What is the morphism function of $\mathrm{Lim}_D$ ?
I tried the following:
Given two diagrams $F$ and $G$, a morphism is a natural transformation, say $\sigma: F \rightarrow G$. As an image of $\sigma$ by $\mathrm{Lim}_D$, I would have looked after a morphism which is a member of $\sigma$ and links $\mathrm{Lim}_D(F)$ to $\mathrm{Lim}_D(G)$. However, as the limit of a diagram $F$ does not necessarily lies in the image of $F$, this construction seems wrong.
What is the morphism function of $\mathrm{Lim}_D$ ?
Let $C$ be a category having limits of shape $D$, being $D$ a category. Then we consider the category $[D,C]$ whose objects are the diagrams $D \to C$ and whose arrows are the natural transformations between them. We want to define a functor $\lim_D \colon [D,C]\to C$.
As you said, whenever $F$ is an object of $[D,C]$, it is the case that $\lim_DF$ is the limit of $D$ in $C$ (as the notation suggests) together with the cone $\alpha_F \colon \lim_DF \to F$ that exhibits $\lim_DF$ as a limit.

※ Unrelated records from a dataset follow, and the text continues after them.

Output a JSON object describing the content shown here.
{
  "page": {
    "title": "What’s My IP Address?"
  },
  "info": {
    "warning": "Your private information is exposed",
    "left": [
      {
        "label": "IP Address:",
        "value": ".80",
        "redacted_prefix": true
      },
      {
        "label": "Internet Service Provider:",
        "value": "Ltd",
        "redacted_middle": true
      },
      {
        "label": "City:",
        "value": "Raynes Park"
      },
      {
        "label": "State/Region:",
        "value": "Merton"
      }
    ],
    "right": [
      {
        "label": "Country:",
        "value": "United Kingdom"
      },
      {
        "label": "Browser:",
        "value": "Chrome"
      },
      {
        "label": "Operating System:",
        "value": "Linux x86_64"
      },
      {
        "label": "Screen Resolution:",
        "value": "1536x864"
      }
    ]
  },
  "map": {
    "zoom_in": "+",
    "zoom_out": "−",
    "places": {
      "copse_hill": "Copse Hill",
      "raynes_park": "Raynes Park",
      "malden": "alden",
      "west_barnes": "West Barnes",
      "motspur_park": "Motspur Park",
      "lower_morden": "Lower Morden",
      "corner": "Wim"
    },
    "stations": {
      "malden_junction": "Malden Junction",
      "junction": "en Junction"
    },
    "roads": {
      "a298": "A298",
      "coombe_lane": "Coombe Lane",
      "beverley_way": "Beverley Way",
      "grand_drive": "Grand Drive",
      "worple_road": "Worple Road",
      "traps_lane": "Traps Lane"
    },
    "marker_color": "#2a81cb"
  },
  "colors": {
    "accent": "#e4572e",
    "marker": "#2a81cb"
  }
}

Now let us assume that $\beta$ is an arrow $F \to G$ of $[D,C]$. Then we have the limiting cones $\alpha_F\colon \lim_DF\to F$ and $\alpha_G \colon \lim_DG\to G$, right? Well, as we have $\beta \colon F \to G$, we also have a cone $\beta \circ \alpha_F\colon \lim_DF\to G$ over $G$. But since, among all the cones over $G$, $\alpha_G \colon \lim_DG\to G$ happens to be the teminal one (it is the limiting one!), there exists unique an arrow $\lim_DF \to \lim_DG$ making everything commute. We stipulate that $\lim_D\beta$ is precisely this arrow.
For instance, let us assume that $D=\{a,b\}$ without arrows. Then $\lim_D=\times$. So a diagram $F$ is a couple of objects $F_1,F_2$ of $C$, $\lim_DF=F_1\times F_2$ and $\alpha_F$ is just the couple ($\pi_1\colon F_1 \times F_2\to F_1$, $\pi_2\colon F_1\times F_2 \to F_2$), right?
Moreover, an arrow $\beta \colon F \to G$ is just a couple of arrows $(\beta_1\colon F_1\to G_1,\beta_2\colon F_2\to G_2)$. Hence, the couple $(\beta_1\circ\pi_1,\beta_2\circ\pi_2)$, that in the general case is $\beta\circ \alpha_F$, is a cone over $G=(G_1,G_2)$. But since the cone $(\pi_1 \colon G_1 \times G_2 \to G_1,\pi_2\colon G_1\times G_2 \to G_1)$ is the terminal one, there is unique an arrow $F_1\times F_2 \to G_1\times G_2$, the one that we usually indicate as $\beta_1\times \beta_2$, and that in the general case is $\lim_D\beta$.